El fútbol cubre está función en el ámbito de las masas. El estadio es un vomitorio de agresividad social. A través de las patadas de los jugadores, del tenso ejercicio de confrontación física reglamentada que es un partido de fútbol, se proyectan fantasías y se derrotan fantasmas que por otras vías podrían conducir a batallas feroces. En la grada, personas de orden y reputación sueltan sin miramientos los demonios que llevan dentro, evitando quizá que éstos vayan directamente al rostro de la mujer, de un hijo o de un empleado. De modo que grandes cantidades de violencia potencial latentes en la sociedad se desbravan entre los muros del estadio, para que el lunes por la mañana la vida siga rodando razonablemente.

Naturalmente, en un espacio destinado a descargar las pulsiones violentas, la violencia está siempre latente. Y no es de extrañar que de pronto se generen torbellinos que provoquen la explosión de ésta; es decir, el paso de la representación y de la palabra a la acción violenta. Es lo que ocurrió, por ejemplo, en Montjuïc con ocasión del derby catalán. Obviamente, es obligación de las autoridades encontrar las fórmulas de control necesario para evitar las explosiones de violencia y para que el fútbol pueda seguir cumpliendo la función que se le ha encomendado. De ahí la cadena de responsabilidades contraídas por quienes debían garantizar el orden. Pero la primera condición para que se puedan corregir estas disfunciones es asumir la verdad del fenómeno y no querer encubrirla con mojigatos discursos edulcorantes.

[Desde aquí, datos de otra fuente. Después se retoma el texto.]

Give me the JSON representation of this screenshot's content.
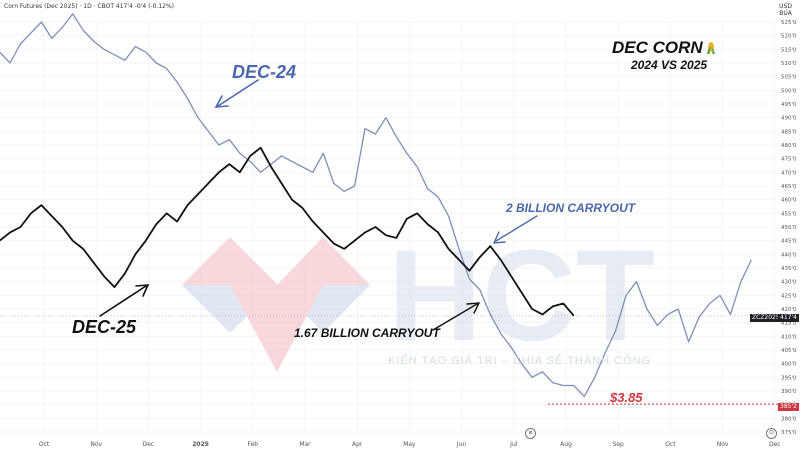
{
  "header": {
    "symbol_line": "Corn Futures (Dec 2025) · 1D · CBOT  417'4  -0'4 (-0.12%)",
    "currency": [
      "USD",
      "BUA"
    ]
  },
  "title": "DEC CORN",
  "subtitle": "2024 VS 2025",
  "watermark": {
    "logo_text": "HCT",
    "slogan": "KIẾN TẠO GIÁ TRỊ – CHIA SẺ THÀNH CÔNG"
  },
  "annotations": {
    "dec24": "DEC-24",
    "dec25": "DEC-25",
    "carry_2b": "2 BILLION CARRYOUT",
    "carry_167": "1.67 BILLION CARRYOUT",
    "price_385": "$3.85"
  },
  "tags": {
    "series_label": "ZCZ2025",
    "last_price": "417'4",
    "level_385": "385'2"
  },
  "colors": {
    "dec24": "#7c90b8",
    "dec25": "#111111",
    "annotation_blue": "#4a68ad",
    "price_red": "#d0363f",
    "grid": "#ececec"
  },
  "chart_data": {
    "type": "line",
    "title": "DEC CORN",
    "subtitle": "2024 VS 2025",
    "x_ticks": [
      "Oct",
      "Nov",
      "Dec",
      "2025",
      "Feb",
      "Mar",
      "Apr",
      "May",
      "Jun",
      "Jul",
      "Aug",
      "Sep",
      "Oct",
      "Nov",
      "Dec"
    ],
    "y_ticks": [
      "375'0",
      "380'0",
      "385'0",
      "390'0",
      "395'0",
      "400'0",
      "405'0",
      "410'0",
      "415'0",
      "420'0",
      "425'0",
      "430'0",
      "435'0",
      "440'0",
      "445'0",
      "450'0",
      "455'0",
      "460'0",
      "465'0",
      "470'0",
      "475'0",
      "480'0",
      "485'0",
      "490'0",
      "495'0",
      "500'0",
      "505'0",
      "510'0",
      "515'0",
      "520'0",
      "525'0"
    ],
    "ylim": [
      375,
      525
    ],
    "grid": true,
    "series": [
      {
        "name": "DEC-24",
        "x": [
          0.0,
          0.2,
          0.4,
          0.6,
          0.8,
          1.0,
          1.2,
          1.4,
          1.6,
          1.8,
          2.0,
          2.2,
          2.4,
          2.6,
          2.8,
          3.0,
          3.2,
          3.4,
          3.6,
          3.8,
          4.0,
          4.2,
          4.4,
          4.6,
          4.8,
          5.0,
          5.2,
          5.4,
          5.6,
          5.8,
          6.0,
          6.2,
          6.4,
          6.6,
          6.8,
          7.0,
          7.2,
          7.4,
          7.6,
          7.8,
          8.0,
          8.2,
          8.4,
          8.6,
          8.8,
          9.0,
          9.2,
          9.4,
          9.6,
          9.8,
          10.0,
          10.2,
          10.4,
          10.6,
          10.8,
          11.0,
          11.2,
          11.4,
          11.6,
          11.8,
          12.0,
          12.2,
          12.4,
          12.6,
          12.8,
          13.0,
          13.2,
          13.4,
          13.6,
          13.8,
          14.0,
          14.2,
          14.4
        ],
        "values": [
          514,
          510,
          517,
          521,
          525,
          519,
          523,
          528,
          522,
          518,
          515,
          513,
          511,
          516,
          514,
          510,
          508,
          503,
          497,
          490,
          485,
          480,
          482,
          477,
          474,
          470,
          473,
          476,
          474,
          472,
          470,
          477,
          466,
          463,
          465,
          486,
          484,
          490,
          483,
          477,
          472,
          464,
          461,
          454,
          442,
          431,
          427,
          418,
          411,
          406,
          400,
          395,
          397,
          393,
          392,
          392,
          388,
          395,
          404,
          412,
          425,
          430,
          420,
          414,
          418,
          420,
          408,
          417,
          422,
          425,
          418,
          430,
          438
        ]
      },
      {
        "name": "DEC-25",
        "x": [
          0.0,
          0.2,
          0.4,
          0.6,
          0.8,
          1.0,
          1.2,
          1.4,
          1.6,
          1.8,
          2.0,
          2.2,
          2.4,
          2.6,
          2.8,
          3.0,
          3.2,
          3.4,
          3.6,
          3.8,
          4.0,
          4.2,
          4.4,
          4.6,
          4.8,
          5.0,
          5.2,
          5.4,
          5.6,
          5.8,
          6.0,
          6.2,
          6.4,
          6.6,
          6.8,
          7.0,
          7.2,
          7.4,
          7.6,
          7.8,
          8.0,
          8.2,
          8.4,
          8.6,
          8.8,
          9.0,
          9.2,
          9.4,
          9.6,
          9.8,
          10.0,
          10.2,
          10.4,
          10.6,
          10.8,
          11.0
        ],
        "values": [
          445,
          448,
          450,
          455,
          458,
          454,
          450,
          445,
          442,
          437,
          432,
          428,
          433,
          440,
          445,
          451,
          455,
          452,
          458,
          462,
          466,
          470,
          473,
          470,
          476,
          479,
          472,
          466,
          460,
          457,
          452,
          448,
          444,
          442,
          445,
          448,
          450,
          447,
          446,
          453,
          455,
          451,
          448,
          442,
          438,
          434,
          439,
          443,
          438,
          432,
          426,
          420,
          418,
          421,
          422,
          417.5
        ]
      }
    ],
    "annotations": [
      "DEC-24",
      "DEC-25",
      "2 BILLION CARRYOUT",
      "1.67 BILLION CARRYOUT",
      "$3.85"
    ]
  }
}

El fútbol ha desarrollado conatos de literatura de la exaltación del arte y del genio de los futbolistas. Es un modo como otro de dignificar el ritual y, por tanto, de contribuir a que sea más eficaz en la función de sublimación de la violencia que le corresponde. Pero de ahí a la construcción de un discurso sobre el fútbol como prolongación de los jardines de infancia va un abismo. El espectáculo futbolístico contiene la violencia por cuatro vías: por los intereses en disputa, por la violencia física del propio juego, por lo que tiene de confrontación simbólica entre dos ejércitos enemigos (en la que los nacionalismos, el español, por ejemplo, en la última Eurocopa, hacen su agosto) y por lo que la grada aporta como violencia desplazada desde la calle. Por tanto, hay que saber que en el fútbol la violencia está a flor de piel. Y no hay que escandalizarse cuando estalla. Y menos en un país como España que ha convertido la expresión a por ellos en eslogan nacional futbolístico. Al fin y al cabo, lo que hicieron los Boixos Nois en Montjuïc fue simple y llanamente esto: ir a por ellos.